Mónica, la más pequeña de once hermanos, fue acostada desde que
nació en cuna de tea. Su padre, dueño de una gran fortuna, formó junto a su
estricta y religiosa esposa una gran familia. La niña, desde que tuvo uso de
razón siempre supo que jamás conocería varón. Así lo dispuso su madre, quien había
marcado a fuego la teoría: “La más pequeña de las hijas se quedará soltera para
cuidar de sus padres”. Y eso ella, la joven acaudalada criada también
religiosamente, lo había tomado como un halago hacia su persona. De forma que
en ese menester fue feliz mientras le duró el convencimiento.
Así que por nada del mundo, la guapa benjamina de la familia,
podía dejarse pretender. Tampoco hacer pandilla donde chicos y chicas de Ciudad
Jardín intercambiaran relaciones, aunque no fueran amorosas. Ella dedicaba sus
horas a sus estudios en las Teresianas, a sus tareas en casa y como
entretenimiento al manejo con habilidad adquirida del encaje de bolillos y
crochet. Y como gran desahogo personal la educada señorita adquirió el gusto,
de la mano de su criada, de embellecer las múltiples macetas de su bello jardín.
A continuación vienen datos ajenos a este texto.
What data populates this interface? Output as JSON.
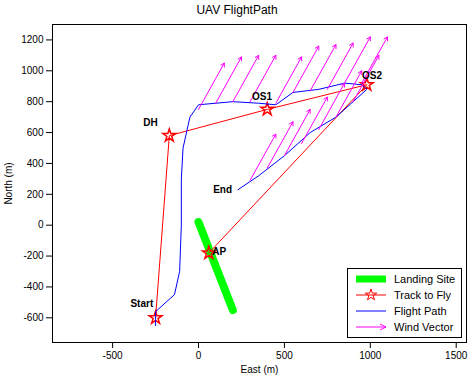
{
  "chart_data": {
    "type": "line",
    "title": "UAV FlightPath",
    "x_label": "East (m)",
    "y_label": "North (m)",
    "xlim": [
      -850,
      1560
    ],
    "ylim": [
      -760,
      1300
    ],
    "xticks": [
      -500,
      0,
      500,
      1000,
      1500
    ],
    "yticks": [
      -600,
      -400,
      -200,
      0,
      200,
      400,
      600,
      800,
      1000,
      1200
    ],
    "legend": "lower right",
    "series": [
      {
        "name": "Landing Site",
        "color": "#00ff00",
        "type": "line",
        "line_style": "thick",
        "x": [
          0,
          200
        ],
        "y": [
          20,
          -550
        ]
      },
      {
        "name": "Track to Fly",
        "color": "#ff0000",
        "type": "line",
        "marker": "star",
        "x": [
          -250,
          -170,
          400,
          980,
          60
        ],
        "y": [
          -600,
          580,
          750,
          910,
          -180
        ]
      },
      {
        "name": "Flight Path",
        "color": "#0000ff",
        "type": "line",
        "x": [
          -250,
          -250,
          -140,
          -110,
          -100,
          -100,
          -90,
          -50,
          0,
          200,
          350,
          450,
          550,
          700,
          850,
          950,
          980,
          900,
          800,
          650,
          500,
          350,
          230
        ],
        "y": [
          -650,
          -560,
          -450,
          -300,
          0,
          300,
          500,
          700,
          780,
          800,
          790,
          780,
          860,
          880,
          920,
          910,
          880,
          800,
          700,
          600,
          450,
          320,
          230
        ]
      },
      {
        "name": "Wind Vector",
        "color": "#ff00ff",
        "type": "vector",
        "x": [
          0,
          100,
          200,
          300,
          450,
          550,
          650,
          750,
          850,
          950,
          900,
          800,
          700,
          600,
          500,
          400,
          300
        ],
        "y": [
          750,
          790,
          800,
          800,
          790,
          860,
          870,
          880,
          920,
          920,
          800,
          700,
          620,
          530,
          450,
          370,
          290
        ],
        "u": [
          150,
          150,
          150,
          150,
          150,
          150,
          150,
          150,
          150,
          150,
          150,
          150,
          150,
          150,
          150,
          150,
          150
        ],
        "v": [
          300,
          300,
          300,
          300,
          300,
          300,
          300,
          300,
          300,
          300,
          300,
          300,
          300,
          300,
          300,
          300,
          300
        ]
      }
    ],
    "annotations": [
      {
        "text": "Start",
        "x": -330,
        "y": -510
      },
      {
        "text": "DH",
        "x": -280,
        "y": 660
      },
      {
        "text": "OS1",
        "x": 370,
        "y": 830
      },
      {
        "text": "OS2",
        "x": 1010,
        "y": 970
      },
      {
        "text": "End",
        "x": 140,
        "y": 230
      },
      {
        "text": "AP",
        "x": 120,
        "y": -170
      }
    ]
  }
}
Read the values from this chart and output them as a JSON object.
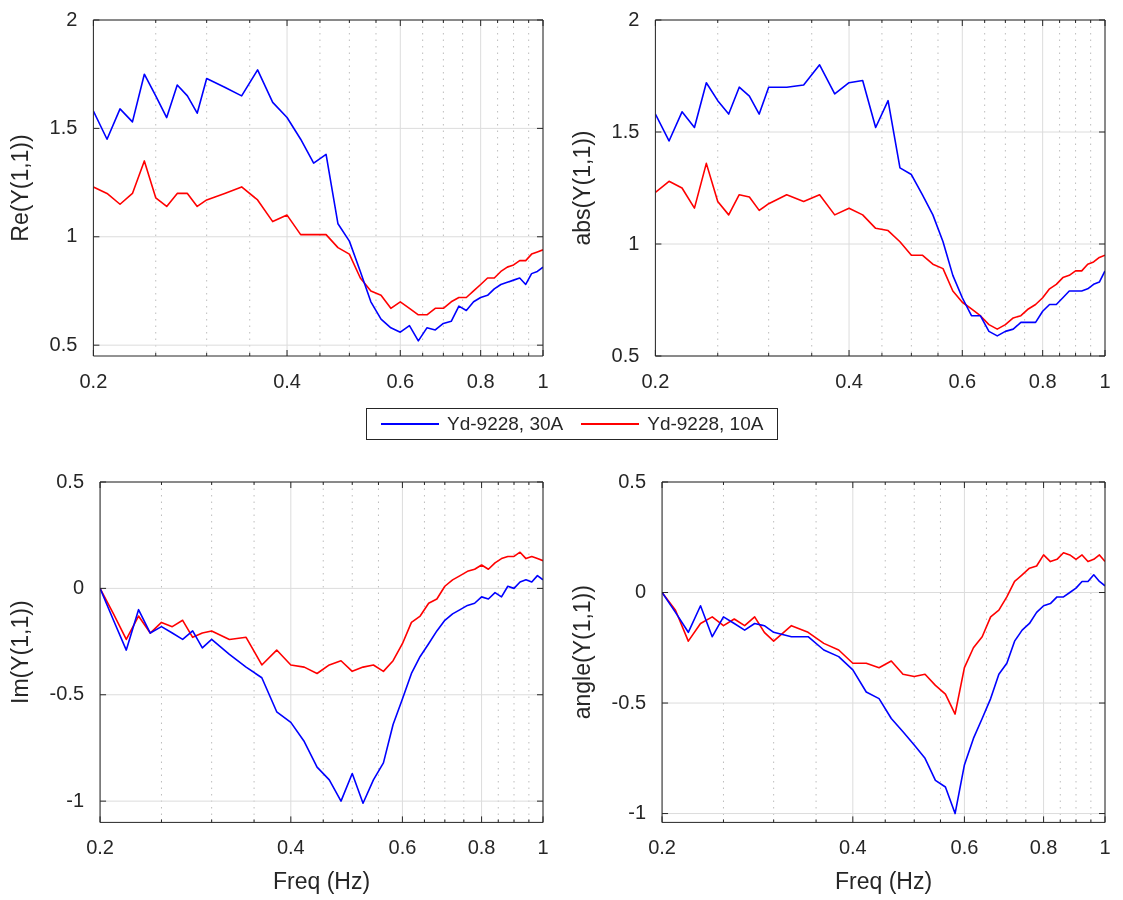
{
  "chart_data": [
    {
      "type": "line",
      "ylabel": "Re(Y(1,1))",
      "log": "x",
      "grid": true,
      "legend": "bottom",
      "xlim": [
        0.2,
        1
      ],
      "ylim": [
        0.45,
        2
      ],
      "xticks": [
        0.2,
        {
          "value": 0.25,
          "label": null
        },
        {
          "value": 0.3,
          "label": null
        },
        {
          "value": 0.35,
          "label": null
        },
        0.4,
        {
          "value": 0.45,
          "label": null
        },
        {
          "value": 0.5,
          "label": null
        },
        {
          "value": 0.55,
          "label": null
        },
        0.6,
        {
          "value": 0.65,
          "label": null
        },
        {
          "value": 0.7,
          "label": null
        },
        {
          "value": 0.75,
          "label": null
        },
        0.8,
        {
          "value": 0.85,
          "label": null
        },
        {
          "value": 0.9,
          "label": null
        },
        {
          "value": 0.95,
          "label": null
        },
        1
      ],
      "yticks": [
        0.5,
        1,
        1.5,
        2
      ],
      "x": [
        0.2,
        0.21,
        0.22,
        0.23,
        0.24,
        0.25,
        0.26,
        0.27,
        0.28,
        0.29,
        0.3,
        0.32,
        0.34,
        0.36,
        0.38,
        0.4,
        0.42,
        0.44,
        0.46,
        0.48,
        0.5,
        0.52,
        0.54,
        0.56,
        0.58,
        0.6,
        0.62,
        0.64,
        0.66,
        0.68,
        0.7,
        0.72,
        0.74,
        0.76,
        0.78,
        0.8,
        0.82,
        0.84,
        0.86,
        0.88,
        0.9,
        0.92,
        0.94,
        0.96,
        0.98,
        1
      ],
      "series": [
        {
          "name": "Yd-9228, 30A",
          "color": "#0000ff",
          "values": [
            1.58,
            1.45,
            1.59,
            1.53,
            1.75,
            1.65,
            1.55,
            1.7,
            1.65,
            1.57,
            1.73,
            1.69,
            1.65,
            1.77,
            1.62,
            1.55,
            1.45,
            1.34,
            1.38,
            1.06,
            0.98,
            0.84,
            0.7,
            0.62,
            0.58,
            0.56,
            0.59,
            0.52,
            0.58,
            0.57,
            0.6,
            0.61,
            0.68,
            0.66,
            0.7,
            0.72,
            0.73,
            0.76,
            0.78,
            0.79,
            0.8,
            0.81,
            0.78,
            0.83,
            0.84,
            0.86
          ]
        },
        {
          "name": "Yd-9228, 10A",
          "color": "#ff0000",
          "values": [
            1.23,
            1.2,
            1.15,
            1.2,
            1.35,
            1.18,
            1.14,
            1.2,
            1.2,
            1.14,
            1.17,
            1.2,
            1.23,
            1.17,
            1.07,
            1.1,
            1.01,
            1.01,
            1.01,
            0.95,
            0.92,
            0.81,
            0.75,
            0.73,
            0.67,
            0.7,
            0.67,
            0.64,
            0.64,
            0.67,
            0.67,
            0.7,
            0.72,
            0.72,
            0.75,
            0.78,
            0.81,
            0.81,
            0.84,
            0.86,
            0.87,
            0.89,
            0.89,
            0.92,
            0.93,
            0.94
          ]
        }
      ]
    },
    {
      "type": "line",
      "ylabel": "abs(Y(1,1))",
      "log": "x",
      "grid": true,
      "xlim": [
        0.2,
        1
      ],
      "ylim": [
        0.5,
        2
      ],
      "xticks": [
        0.2,
        {
          "value": 0.25,
          "label": null
        },
        {
          "value": 0.3,
          "label": null
        },
        {
          "value": 0.35,
          "label": null
        },
        0.4,
        {
          "value": 0.45,
          "label": null
        },
        {
          "value": 0.5,
          "label": null
        },
        {
          "value": 0.55,
          "label": null
        },
        0.6,
        {
          "value": 0.65,
          "label": null
        },
        {
          "value": 0.7,
          "label": null
        },
        {
          "value": 0.75,
          "label": null
        },
        0.8,
        {
          "value": 0.85,
          "label": null
        },
        {
          "value": 0.9,
          "label": null
        },
        {
          "value": 0.95,
          "label": null
        },
        1
      ],
      "yticks": [
        0.5,
        1,
        1.5,
        2
      ],
      "x": [
        0.2,
        0.21,
        0.22,
        0.23,
        0.24,
        0.25,
        0.26,
        0.27,
        0.28,
        0.29,
        0.3,
        0.32,
        0.34,
        0.36,
        0.38,
        0.4,
        0.42,
        0.44,
        0.46,
        0.48,
        0.5,
        0.52,
        0.54,
        0.56,
        0.58,
        0.6,
        0.62,
        0.64,
        0.66,
        0.68,
        0.7,
        0.72,
        0.74,
        0.76,
        0.78,
        0.8,
        0.82,
        0.84,
        0.86,
        0.88,
        0.9,
        0.92,
        0.94,
        0.96,
        0.98,
        1
      ],
      "series": [
        {
          "color": "#0000ff",
          "values": [
            1.58,
            1.46,
            1.59,
            1.52,
            1.72,
            1.64,
            1.58,
            1.7,
            1.66,
            1.58,
            1.7,
            1.7,
            1.71,
            1.8,
            1.67,
            1.72,
            1.73,
            1.52,
            1.64,
            1.34,
            1.31,
            1.22,
            1.13,
            1.01,
            0.86,
            0.76,
            0.68,
            0.68,
            0.61,
            0.59,
            0.61,
            0.62,
            0.65,
            0.65,
            0.65,
            0.7,
            0.73,
            0.73,
            0.76,
            0.79,
            0.79,
            0.79,
            0.8,
            0.82,
            0.83,
            0.88
          ]
        },
        {
          "color": "#ff0000",
          "values": [
            1.23,
            1.28,
            1.25,
            1.16,
            1.36,
            1.19,
            1.13,
            1.22,
            1.21,
            1.15,
            1.18,
            1.22,
            1.19,
            1.22,
            1.13,
            1.16,
            1.13,
            1.07,
            1.06,
            1.01,
            0.95,
            0.95,
            0.91,
            0.89,
            0.79,
            0.74,
            0.71,
            0.68,
            0.64,
            0.62,
            0.64,
            0.67,
            0.68,
            0.71,
            0.73,
            0.76,
            0.8,
            0.82,
            0.85,
            0.86,
            0.88,
            0.88,
            0.91,
            0.92,
            0.94,
            0.95
          ]
        }
      ]
    },
    {
      "type": "line",
      "ylabel": "Im(Y(1,1))",
      "xlabel": "Freq (Hz)",
      "log": "x",
      "grid": true,
      "xlim": [
        0.2,
        1
      ],
      "ylim": [
        -1.1,
        0.5
      ],
      "xticks": [
        0.2,
        {
          "value": 0.25,
          "label": null
        },
        {
          "value": 0.3,
          "label": null
        },
        {
          "value": 0.35,
          "label": null
        },
        0.4,
        {
          "value": 0.45,
          "label": null
        },
        {
          "value": 0.5,
          "label": null
        },
        {
          "value": 0.55,
          "label": null
        },
        0.6,
        {
          "value": 0.65,
          "label": null
        },
        {
          "value": 0.7,
          "label": null
        },
        {
          "value": 0.75,
          "label": null
        },
        0.8,
        {
          "value": 0.85,
          "label": null
        },
        {
          "value": 0.9,
          "label": null
        },
        {
          "value": 0.95,
          "label": null
        },
        1
      ],
      "yticks": [
        -1,
        -0.5,
        0,
        0.5
      ],
      "x": [
        0.2,
        0.21,
        0.22,
        0.23,
        0.24,
        0.25,
        0.26,
        0.27,
        0.28,
        0.29,
        0.3,
        0.32,
        0.34,
        0.36,
        0.38,
        0.4,
        0.42,
        0.44,
        0.46,
        0.48,
        0.5,
        0.52,
        0.54,
        0.56,
        0.58,
        0.6,
        0.62,
        0.64,
        0.66,
        0.68,
        0.7,
        0.72,
        0.74,
        0.76,
        0.78,
        0.8,
        0.82,
        0.84,
        0.86,
        0.88,
        0.9,
        0.92,
        0.94,
        0.96,
        0.98,
        1
      ],
      "series": [
        {
          "color": "#0000ff",
          "values": [
            0,
            -0.15,
            -0.29,
            -0.1,
            -0.21,
            -0.18,
            -0.21,
            -0.24,
            -0.2,
            -0.28,
            -0.24,
            -0.31,
            -0.37,
            -0.42,
            -0.58,
            -0.63,
            -0.72,
            -0.84,
            -0.9,
            -1,
            -0.87,
            -1.01,
            -0.9,
            -0.82,
            -0.64,
            -0.52,
            -0.4,
            -0.32,
            -0.26,
            -0.2,
            -0.15,
            -0.12,
            -0.1,
            -0.08,
            -0.07,
            -0.04,
            -0.05,
            -0.02,
            -0.04,
            0.01,
            0,
            0.03,
            0.04,
            0.03,
            0.06,
            0.04
          ]
        },
        {
          "color": "#ff0000",
          "values": [
            0,
            -0.12,
            -0.24,
            -0.13,
            -0.21,
            -0.16,
            -0.18,
            -0.15,
            -0.23,
            -0.21,
            -0.2,
            -0.24,
            -0.23,
            -0.36,
            -0.29,
            -0.36,
            -0.37,
            -0.4,
            -0.36,
            -0.34,
            -0.39,
            -0.37,
            -0.36,
            -0.39,
            -0.34,
            -0.26,
            -0.16,
            -0.13,
            -0.07,
            -0.05,
            0.01,
            0.04,
            0.06,
            0.08,
            0.09,
            0.11,
            0.09,
            0.12,
            0.14,
            0.15,
            0.15,
            0.17,
            0.14,
            0.15,
            0.14,
            0.13
          ]
        }
      ]
    },
    {
      "type": "line",
      "ylabel": "angle(Y(1,1))",
      "xlabel": "Freq (Hz)",
      "log": "x",
      "grid": true,
      "xlim": [
        0.2,
        1
      ],
      "ylim": [
        -1.04,
        0.5
      ],
      "xticks": [
        0.2,
        {
          "value": 0.25,
          "label": null
        },
        {
          "value": 0.3,
          "label": null
        },
        {
          "value": 0.35,
          "label": null
        },
        0.4,
        {
          "value": 0.45,
          "label": null
        },
        {
          "value": 0.5,
          "label": null
        },
        {
          "value": 0.55,
          "label": null
        },
        0.6,
        {
          "value": 0.65,
          "label": null
        },
        {
          "value": 0.7,
          "label": null
        },
        {
          "value": 0.75,
          "label": null
        },
        0.8,
        {
          "value": 0.85,
          "label": null
        },
        {
          "value": 0.9,
          "label": null
        },
        {
          "value": 0.95,
          "label": null
        },
        1
      ],
      "yticks": [
        -1,
        -0.5,
        0,
        0.5
      ],
      "x": [
        0.2,
        0.21,
        0.22,
        0.23,
        0.24,
        0.25,
        0.26,
        0.27,
        0.28,
        0.29,
        0.3,
        0.32,
        0.34,
        0.36,
        0.38,
        0.4,
        0.42,
        0.44,
        0.46,
        0.48,
        0.5,
        0.52,
        0.54,
        0.56,
        0.58,
        0.6,
        0.62,
        0.64,
        0.66,
        0.68,
        0.7,
        0.72,
        0.74,
        0.76,
        0.78,
        0.8,
        0.82,
        0.84,
        0.86,
        0.88,
        0.9,
        0.92,
        0.94,
        0.96,
        0.98,
        1
      ],
      "series": [
        {
          "color": "#0000ff",
          "values": [
            0,
            -0.09,
            -0.18,
            -0.06,
            -0.2,
            -0.11,
            -0.14,
            -0.17,
            -0.14,
            -0.15,
            -0.18,
            -0.2,
            -0.2,
            -0.26,
            -0.29,
            -0.35,
            -0.45,
            -0.48,
            -0.57,
            -0.63,
            -0.69,
            -0.75,
            -0.85,
            -0.88,
            -1,
            -0.78,
            -0.66,
            -0.57,
            -0.48,
            -0.37,
            -0.32,
            -0.22,
            -0.17,
            -0.14,
            -0.09,
            -0.06,
            -0.05,
            -0.02,
            -0.02,
            0,
            0.02,
            0.05,
            0.05,
            0.08,
            0.05,
            0.03
          ]
        },
        {
          "color": "#ff0000",
          "values": [
            0,
            -0.08,
            -0.22,
            -0.14,
            -0.11,
            -0.15,
            -0.12,
            -0.15,
            -0.11,
            -0.18,
            -0.22,
            -0.15,
            -0.18,
            -0.23,
            -0.26,
            -0.32,
            -0.32,
            -0.34,
            -0.31,
            -0.37,
            -0.38,
            -0.37,
            -0.42,
            -0.46,
            -0.55,
            -0.34,
            -0.25,
            -0.2,
            -0.11,
            -0.08,
            -0.02,
            0.05,
            0.08,
            0.11,
            0.12,
            0.17,
            0.14,
            0.15,
            0.18,
            0.17,
            0.15,
            0.17,
            0.14,
            0.15,
            0.17,
            0.14
          ]
        }
      ]
    }
  ]
}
Cuando iban los domingos a misa de doce, sus padres se hacían
acompañar por toda la prole al Colegio Salesiano. Un paseo de no más de siete
minutos desde la calle Brasil, donde estaba ubicado su hermoso chalet. Allí, sentada
en el banco y entre sus progenitores, escuchaba la palabra del sacerdote y
recibía como dardo ardiendo la mirada en su pelo de oro, de un joven que cada
festividad se sentaba unos asientos detrás de ella.
Pero el tiempo pasó y la actitud de la señora, dueña del futuro de
su hija, se mantuvo firme. Fueron años de encuentros en la distancia y en la
visión durante las visitas a la Iglesia. Muchas miradas de amor por parte de ella
y tantas por igual de él. Pero con la incógnita del pretendiente, por el
extraño proceder de la bella mujer.
Total que la joven del pelo de oro marcó canas y arrugas y al
chico de los ojos verdes le cayeron dos párpados como cascadas sobre los hermosos
luceros que fueron en su día. Después, acudieron a misa tres en lugar de
cuatro. Y pasaron muchos años litúrgicos sin que aquel amor al desconocido,
pudiera hacerlo efectivo. Ella, la rubia del pelo de oro, ya mayor, al final
del oficio de las doce ayudaba a su madre muy desmejorada a caminar entre los
bancos de la iglesia. Paso a paso se encaminaban lentamente hacia la salida.
Eso sí al cruzar por delante del que fue y seguía siendo su amor de los ojos
verdes, le dirigía una pequeña sonrisa. Él, esa sonrisa la agradecía y lo
derretía, pero seguía sin entenderla. Se preguntaba si sería por agradecimiento
a la constancia en el amor, aunque fuera en la lejanía.
Así siguieron sin cruzarse palabra. Un día, el que fue joven de los ojos de
color verde, no acudió a la misa. La que fue chica rubia de los pelos de
oro miraba insistentemente hacia el lugar que ocupó su desconocido y único amor
de toda una vida. Después esa circunstancia se repitió eucaristía tras
eucaristía.
Ahora, sigue yendo a misa de doce al Colegio Salesiano. Allí, espera
sola en el banco de madera mientras pone a disposición de su pensamiento el
calor de la mirada del chico de los ojos verdes.